Australia’s inflation rate remains under control, potentially adding to the argument for the Reserve Bank to leave interest rates where they are, experts said today.
But one economist has warned the Reserve Bank of Australia should be concerned about deflation.
Australia’s consumer price index (CPI) rose 0.4% in the March quarter of this year, according to new Australian Bureau of Statistics data, putting inflation within the central bank’s target range.
Treasurer Wayne Swan said the figure showed inflation was contained but has warned the impact of high Australian dollar could lead to some “difficult and tough decisions in this year’s budget”.
The CPI measures price variations in 87 items that reflect average household spending patterns and is one of the factors the RBA will consider when it makes a decision on interest rates in May.
The ABS said that the 0.4% CPI rise in the March quarter 2013 compared with a rise of 0.2% in the December quarter 2012.
“The most significant price rises in the March quarter 2013 were for new dwelling purchase by owner-occupiers (+1.7%), pharmaceutical products (+7.6%), tertiary education (+6.5%) and tobacco (+3.7%). The most significant offsetting price falls were for international holiday travel and accommodation (–5.2%), furniture (–6.8%) and fruit (–7.0 %),” the ABS said in a press release.
“The CPI rose 2.5% through the year to the March quarter 2013, compared with a rise of 2.2% through the year to the December quarter 2012.”
The Australian dollar fell following release of today’s CPI data.
Tough budget decisions
Federal Treasurer Wayne Swan said today’s figures showed that inflation was under control.
“I think it’s pretty fair to say that contained inflation and the low interest rates that we have is good news for family budgets,” he said.
“But the high dollar is weighing on prices. The flip side of the high dollar weighing on prices is that this is putting immense pressure on the profitability of many businesses large and small right across our economy,” said Mr Swan.

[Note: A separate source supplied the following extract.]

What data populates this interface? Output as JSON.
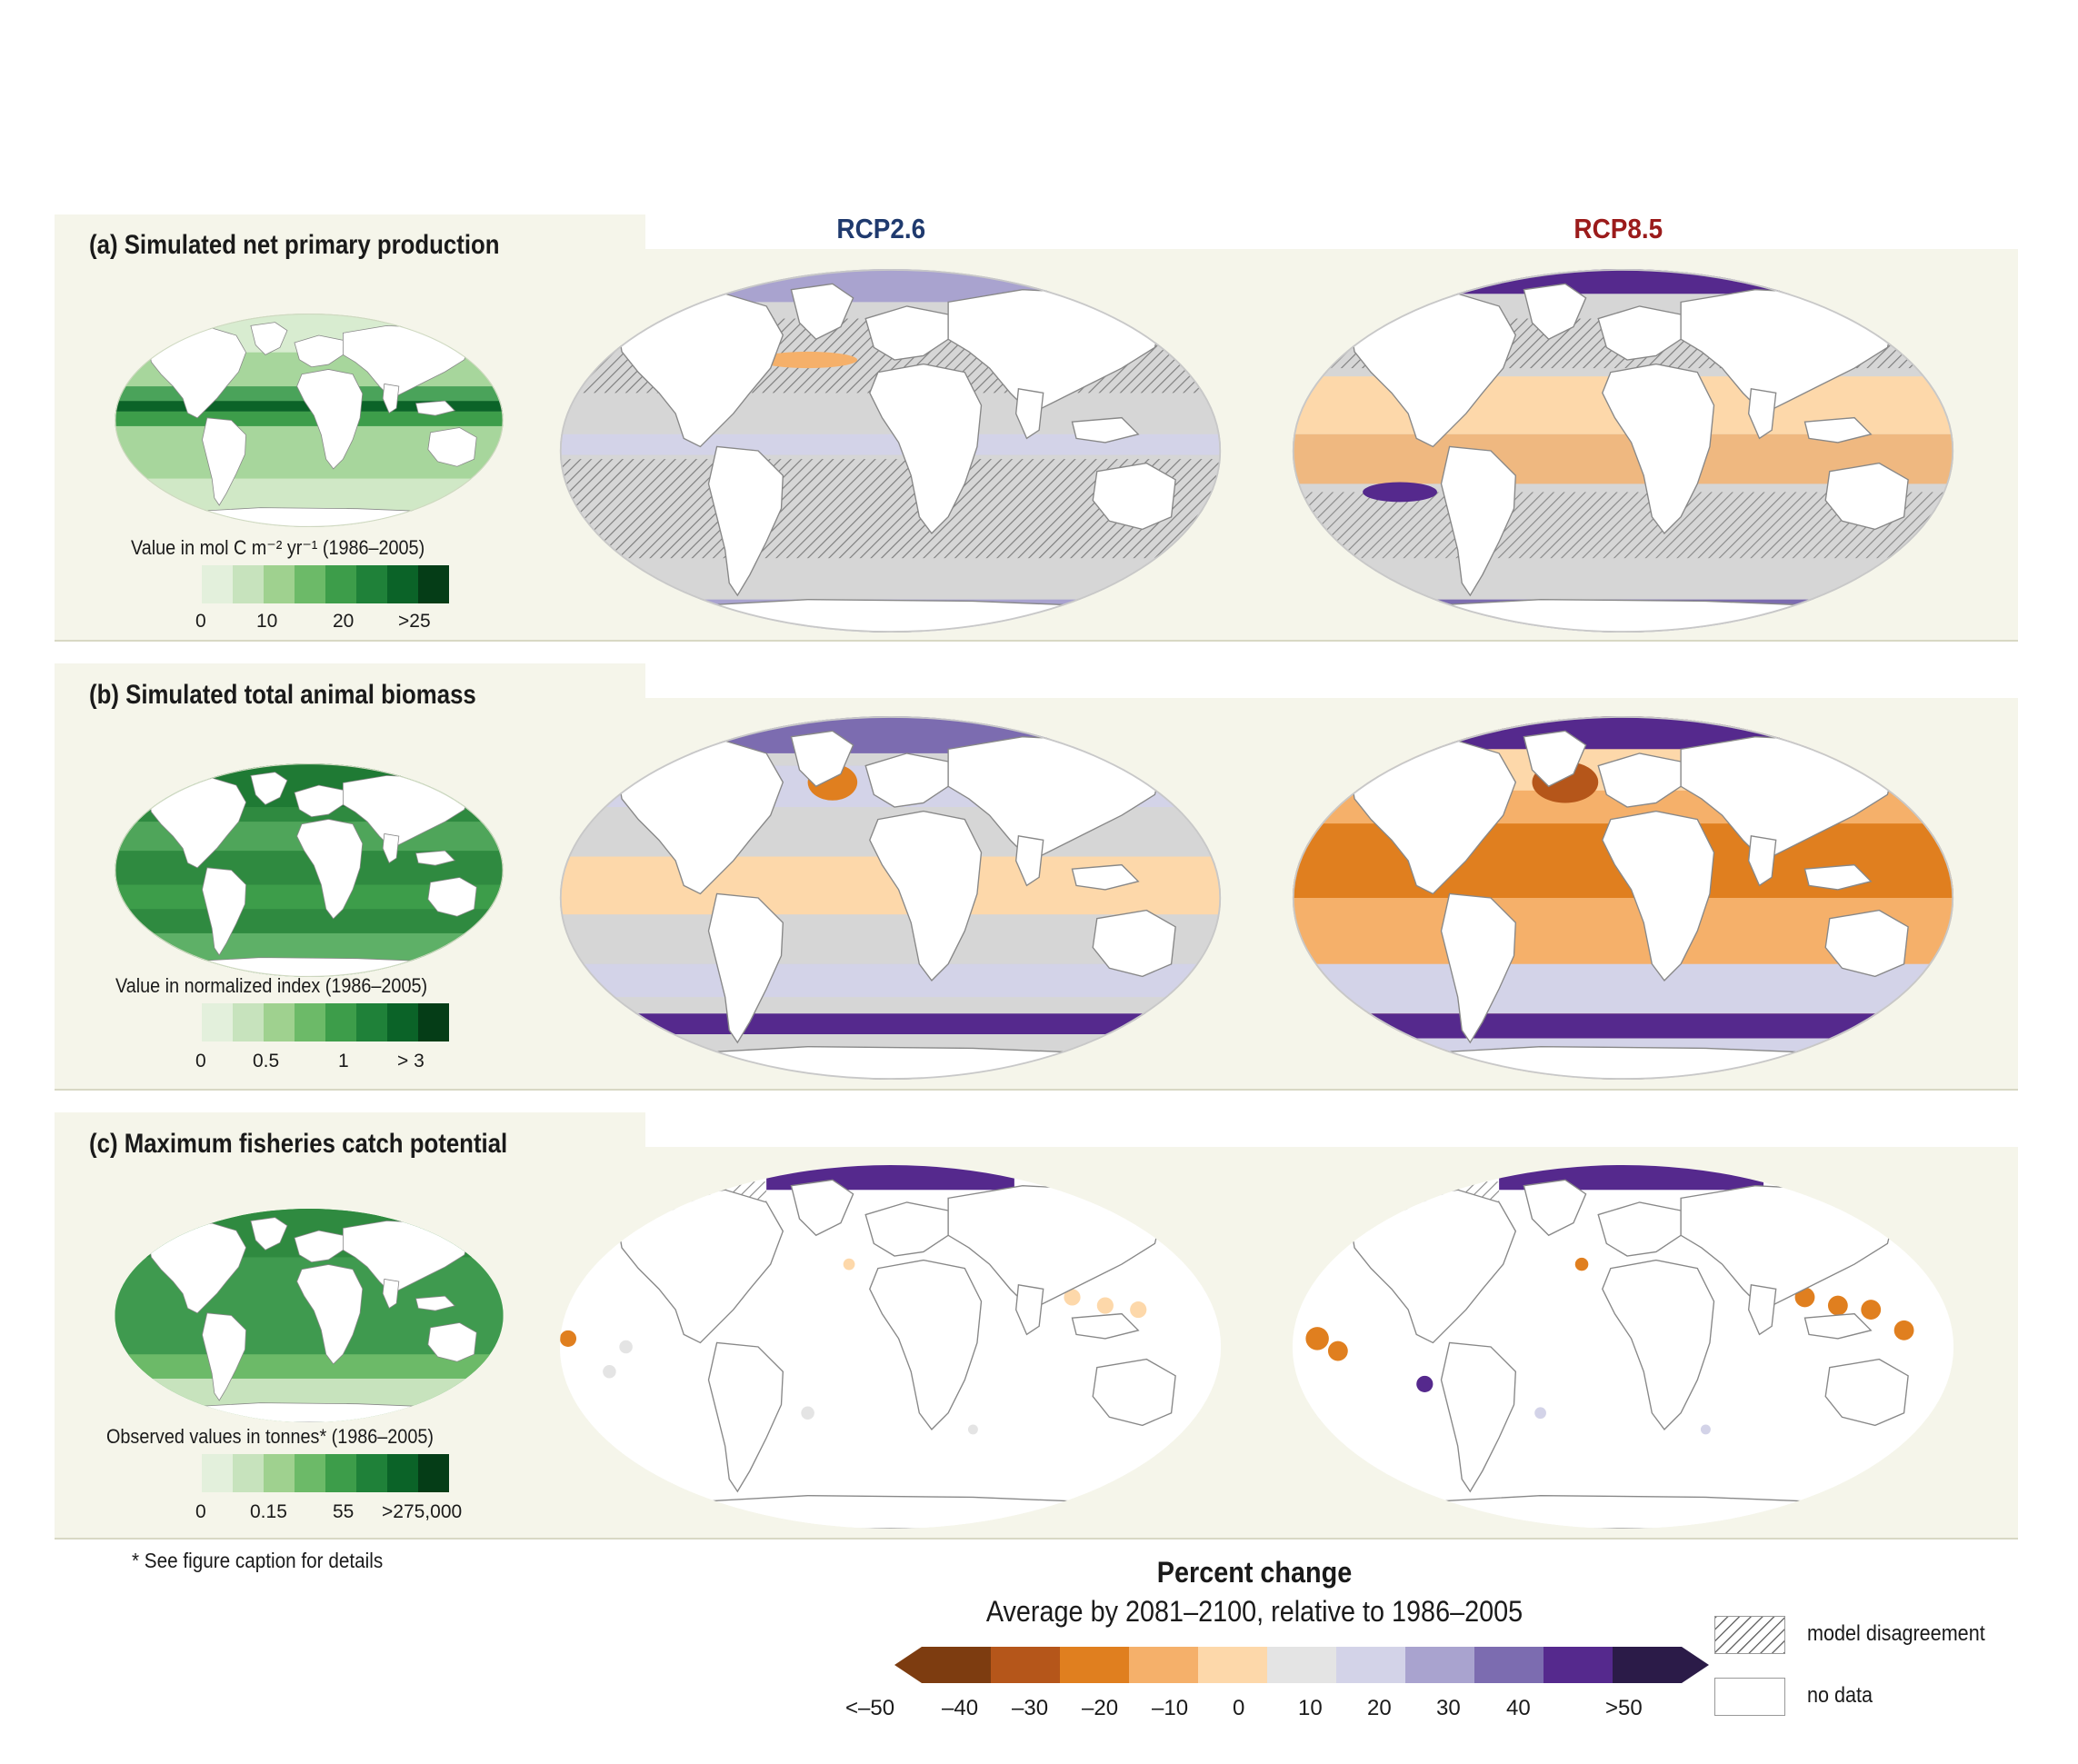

“Of course, just as the high dollar is affecting the profitability of businesses, it’s also having a very big impact on government revenues across the forward estimates, largely through the impact on profits and prices,” he said.
“This sustained hit to revenues means we are going to have to make some difficult and tough decisions in this year’s budget.”
Rates likely to hold
Dr Remy Davison, Jean Monnet Chair in Politics and Economics at Monash University, said today’s CPI data showed a slight increase over 2012, but lower than market expectations, and within the RBA’s target range.
“It leaves the door open for a rate cut, but the national property data, which was buoyant in the March quarter, suggests the RBA will leave interest rates on hold for the time being, until national and global market conditions become clearer by midyear,” Dr Davison said.
“Clearly, the continuing strong exchange-rate performance of the Australian dollar contributes to downward price pressure on discretionary spending such as overseas travel. However, tertiary education costs are rising, attributable partly to a blow-out in Commonwealth-funded places, as more students take up the option of postgraduate study.”
Some of the falls in food prices were attributable to lower prices (or even below-production-cost prices) commanded by domestic farmers, as well as import competition deflating wholesale and retail prices, he said.
Professor Graeme Wells, Associate Professor at the University of Tasmania’s School of Economics and Finance, said the yearly CPI rate was “wobbling around 2.3% or 2.4% or 2.5%, which is about where it ought to be.”
“My guess is this implies the central bank won’t be cutting interest rates. It would have had to have been a lower quarterly rate for them to have any inclination to cut interest rates,” he said.
Professor Steve Keen, Associate Professor, School of Economics and Finance at the University of Western Sydney said central banks, in general, had an “obsession with keeping inflation rates low, as if that’s going to benefit economic growth.”
“That has actually set us up for a debt crisis. They ignored ballooning levels of private debt, they are obsessive about getting the rate of inflation down,” he said.
“Now that inflation is either very, very low or going towards deflation, it means it’s incredibly hard to reduce the real burden of private debt. If the RBA keeps its rate set at 3%, which they currently are, then we are talking about a real rate of now getting close to 2%. That’s not the rate you have when the economy is in a slump,” he said.
Professor Keen said problems could arise if there was a big gap between the interest rate and the inflation rate.
“[The RBA] think they are stimulating the economy by having the interest rate at 3% but if the inflation rate is well below 3%, they are either slowing the economy down or, more importantly, keeping the value of the dollar high. That’s one of the main things they are doing wrong. They thought they were putting rates up to fight inflation but in fact the economy is going into deflation,” he said.
“The inflation rate has been less than they expected it was going to be,” Professor Keen said.
“Again, it shows the Reserve Bank has been behind the ball and worried about an inflation bogey when, in fact, it’s deflation they should have been worried about.”